Published online Jul 14, 2019. doi: 10.3748/wjg.v25.i26.3283
Peer-review started: February 6, 2019
First decision: April 5, 2019
Revised: May 9, 2019
Accepted: May 31, 2019
Article in press: June 1, 2019
Published online: July 14, 2019
Since the 1970s, non-selective beta-blockers (NSBB) have been used to prevent variceal upper bleeding in advanced cirrhotic patients. However, several recent studies have raised the doubt about the benefit of NSBB in end-stage cirrhotic patients. In fact, they suggested a detrimental effect in these patients that even reduced survival. All of these studies have been assembled to compose the “window therapy hypothesis”, in which NSBB would have traditional indication to be initiated to prevent variceal upper bleeding; however, treatment should be stopped (or not be initiated) in patients with end-stage cirrhosis. NSBB would reduce the cardiac reserve of these patients, worsening systemic perfusion and prognosis. However, it should be emphasized that these studies present important bias issues, and their results also suggested that diuretic treatment may also be behind the effects observed. In this opinion review, we changed the point of view from NSBB to diuretic treatment, based on a physiopathogenic approach of circulatory parameters of cirrhotic patients studied, and based on diuretic effect in blood pressure lowering and in other hypervolemic disease, as heart failure. We suggest a “diuretic window hypothesis”, composed by an open window in hypervolemic phase, an attention window when patient present in a normal plasma volume phase, and a closed window during the plasma hypovolemic phase.

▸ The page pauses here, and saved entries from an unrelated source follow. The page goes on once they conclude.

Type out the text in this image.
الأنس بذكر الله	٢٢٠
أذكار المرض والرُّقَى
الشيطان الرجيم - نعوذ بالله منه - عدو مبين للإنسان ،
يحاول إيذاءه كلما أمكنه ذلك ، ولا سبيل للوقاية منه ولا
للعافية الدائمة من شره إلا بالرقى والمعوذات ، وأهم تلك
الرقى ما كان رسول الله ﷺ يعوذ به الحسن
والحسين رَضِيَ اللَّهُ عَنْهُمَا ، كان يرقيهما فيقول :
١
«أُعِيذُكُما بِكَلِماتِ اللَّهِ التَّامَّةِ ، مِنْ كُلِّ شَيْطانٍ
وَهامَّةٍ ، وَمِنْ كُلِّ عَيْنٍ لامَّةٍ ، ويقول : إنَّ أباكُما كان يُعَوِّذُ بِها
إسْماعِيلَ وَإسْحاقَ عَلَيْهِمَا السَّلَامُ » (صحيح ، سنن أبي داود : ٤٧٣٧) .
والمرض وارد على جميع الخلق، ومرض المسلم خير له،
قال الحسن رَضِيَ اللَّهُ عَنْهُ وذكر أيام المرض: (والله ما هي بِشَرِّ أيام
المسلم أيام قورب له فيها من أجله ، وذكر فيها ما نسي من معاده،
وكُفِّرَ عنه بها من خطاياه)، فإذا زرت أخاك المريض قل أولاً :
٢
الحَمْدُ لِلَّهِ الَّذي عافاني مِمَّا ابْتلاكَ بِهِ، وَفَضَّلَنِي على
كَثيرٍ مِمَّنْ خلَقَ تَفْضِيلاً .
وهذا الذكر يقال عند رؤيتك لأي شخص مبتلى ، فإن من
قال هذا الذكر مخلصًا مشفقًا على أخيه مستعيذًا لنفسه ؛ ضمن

Core tip: The “window therapy hypothesis” for non-selective beta-blocker treatment was consolidated based on weak evidence. Nevertheless, it has helped to change clinical practice and the Baveno consensus about portal hypertension. In this opinion review, we detail the studies assembled to compose the hypothesis, demonstrating that another factor could be behind results and outcomes observed, the diuretic treatment factor. After careful analysis of the evidence, we suggest the “diuretic window hypothesis”.